Além do que diz a lei, a formalização dos direitos de terra comunitária em ejidos e comunidades agrárias tem dependido mais de questões práticas e interesses privados do que de questões de justiça social. De acordo com um estudo realizado em Yucatán entre 1994 e 1999, devido à falta de capacidade das delegações da Procuraduría Agrária para alcançar as metas do programa Procede, visando a emissão de títulos de terra para ejidatarios(as) e comuneros(as)e delimitando os limites dos núcleos agrários, as assembleias decidiram manter as terras sem parcelamento formal e só aceitaram a certificação das terras como um todo [18]. Atualmente, porém, as terras de uso comum são vendidas a empresários(as) nacionais, mas fora dos ejidos, pelas assembléias ejidais aconselhadas por visitantes agrários, que são acusados de interromper os procedimentos legais a fim de privatizar as terras [19]. Há numerosas queixas de ejidatariose organizações indígenas acusando delegados e visitantes agrários de terem favorecido o processo de desapropriação de terras de agricultores(as) indígenas e camponeses(as). Estes intermediários oferecem conselhos e informações, favorecendo um exercício individualizado da propriedade do ejido que não leva em conta as decisões da assembleia geral, enquanto fortalece a autoridade dos comissários de ejido e torna possível a alienação [20]. Segundo o estudo, algumas das estratégias utilizadas que resultaram na desapropriação de terras são: a simplificação dos procedimentos de compra e venda de terras de ejido, concentrando-os em uma assembléia quando deveriam ser realizados em várias, a realização de assembléias em regiões indígenas sem tradutor, minutas em branco que os comissários de ejido fazem assinar os(as) membros do ejido para serem usadas posteriormente para endossar alienações de terras sem o consentimento da assembléia, ou a demissão de autoridades agrárias que se opõem a projetos de desenvolvimento promovidos por investidores estrangeiros.

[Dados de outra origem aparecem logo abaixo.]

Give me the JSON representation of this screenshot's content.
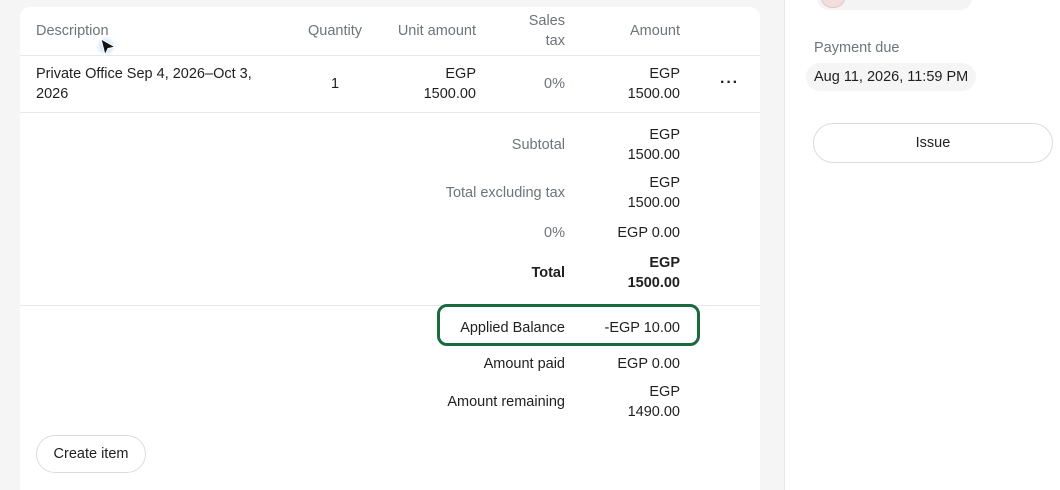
{
  "table": {
    "headers": {
      "description": "Description",
      "quantity": "Quantity",
      "unit_amount": "Unit amount",
      "sales_tax_line1": "Sales",
      "sales_tax_line2": "tax",
      "amount": "Amount"
    },
    "row": {
      "description_line1": "Private Office Sep 4, 2026–Oct 3,",
      "description_line2": "2026",
      "quantity": "1",
      "unit_amount_line1": "EGP",
      "unit_amount_line2": "1500.00",
      "sales_tax": "0%",
      "amount_line1": "EGP",
      "amount_line2": "1500.00",
      "menu_icon": "more-horizontal-icon"
    }
  },
  "summary": {
    "subtotal_label": "Subtotal",
    "subtotal_line1": "EGP",
    "subtotal_line2": "1500.00",
    "total_excl_tax_label": "Total excluding tax",
    "total_excl_tax_line1": "EGP",
    "total_excl_tax_line2": "1500.00",
    "tax_label": "0%",
    "tax_value": "EGP 0.00",
    "total_label": "Total",
    "total_line1": "EGP",
    "total_line2": "1500.00",
    "applied_balance_label": "Applied Balance",
    "applied_balance_value": "-EGP 10.00",
    "amount_paid_label": "Amount paid",
    "amount_paid_value": "EGP 0.00",
    "amount_remaining_label": "Amount remaining",
    "amount_remaining_line1": "EGP",
    "amount_remaining_line2": "1490.00"
  },
  "actions": {
    "create_item": "Create item"
  },
  "sidebar": {
    "payment_due_label": "Payment due",
    "payment_due_value": "Aug 11, 2026, 11:59 PM",
    "issue_button": "Issue"
  },
  "colors": {
    "highlight_border": "#1a6a40",
    "muted_text": "#6e7479"
  }
}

Desta forma, os interesses privados dos ejidatarios são priorizados em detrimento dos direitos coletivos.
A Constituição também reconhece os direitos coletivos dos povos indígenas com direito à autodeterminação (Art. 2). Como a Constituição indica, os direitos dos povos indígenas são regulamentados pela legislação federal. Alguns autores apontam a impossibilidade legal dos povos indígenas de exercerem seus direitos diretamente, pois o artigo 2 da Constituição os(as) define como "entidades de interesse público", o que anularia seu caráter de "sujeitos de direito" [21]. Também apontam que em nível federal não há registro, cadastro ou outro instrumento oficial que delimite os territórios indígenas, o que impede e demonstra a falta de aplicação adequada dos direitos coletivos dos povos indígenas [22].

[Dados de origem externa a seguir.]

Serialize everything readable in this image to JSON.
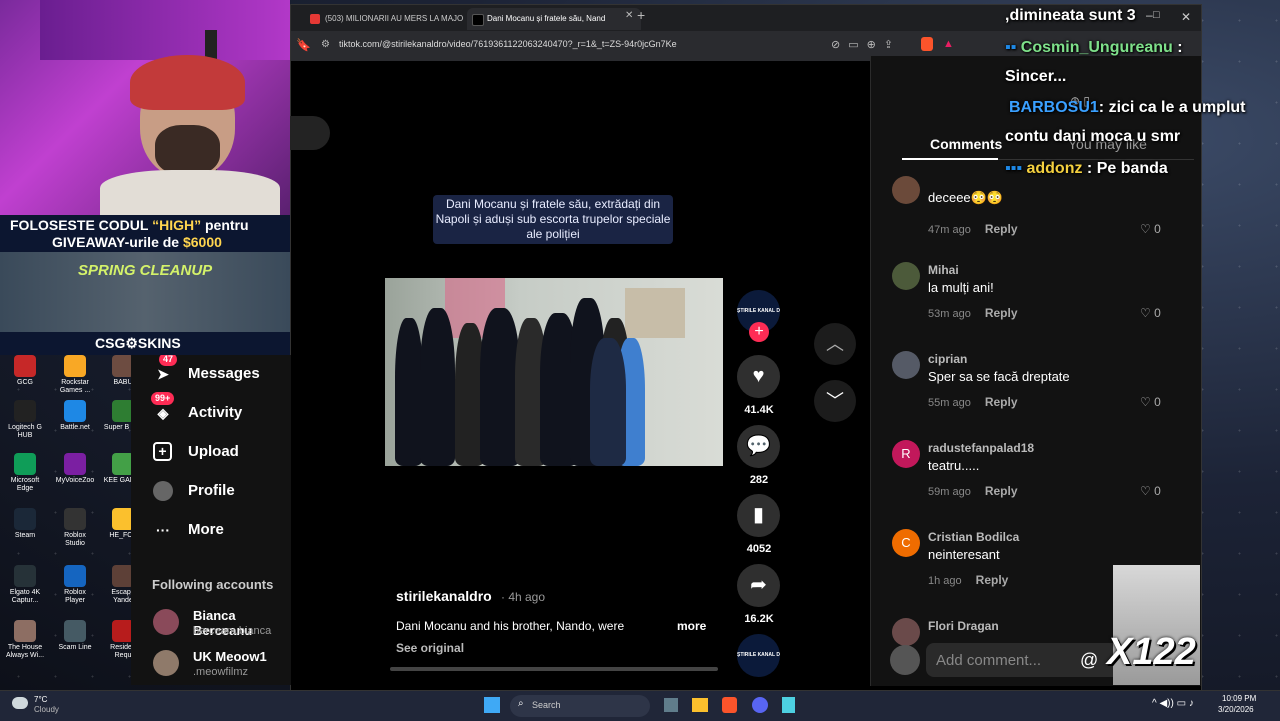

EZLN Celebração do Congresso Nacional Indígena 2016. Foto: Mariana Osornio (CC BY-SA 4.0)
Tendências de uso do solo
A governança descentralizada da terra determina em grande parte as decisões de uso do solo no país. Em particular, a capacidade de ejidos e comunidades de tomar decisões sobre o uso de suas terras, e o fato de ocuparem metade do país, fazem deles atores altamente influentes neste sentido. Além de ejidos, um estudo argumenta que, devido aos orçamentos limitados alocados às agências estaduais, os governos federais também desempenham um papel fundamental ao afetar a dinâmica da mudança do uso da terra através de programas de subsídios agrícolas e pagamentos por serviços ambientais [23].
Nos ejidos, a terra pode ser usada de cinco maneiras diferentes: cultivo (parcelas individuais); terra de uso comum (bosques, florestas e selvas); terra alocada por decisão da assembléia para necessidades comunitárias como educação (parcelas escolares); atividade produtiva para mulheres (fazendas agrícolas ou industriais rurais para mulheres) e para o treinamento de jovens (parcelas para jovens); parcelas para o ejido ou para uso comum (poços, currais, viveiros, etc.); e áreas para assentamentos humanos [24]. Entretanto, não é comum encontrar parcelas de escola ou de jovens em ejidosna prática. Geralmente, os(as) titulares de direitos administram as terras agrícolas dentro dos ejidos em um nível individual. As florestas, no entanto, são de propriedade comunitária.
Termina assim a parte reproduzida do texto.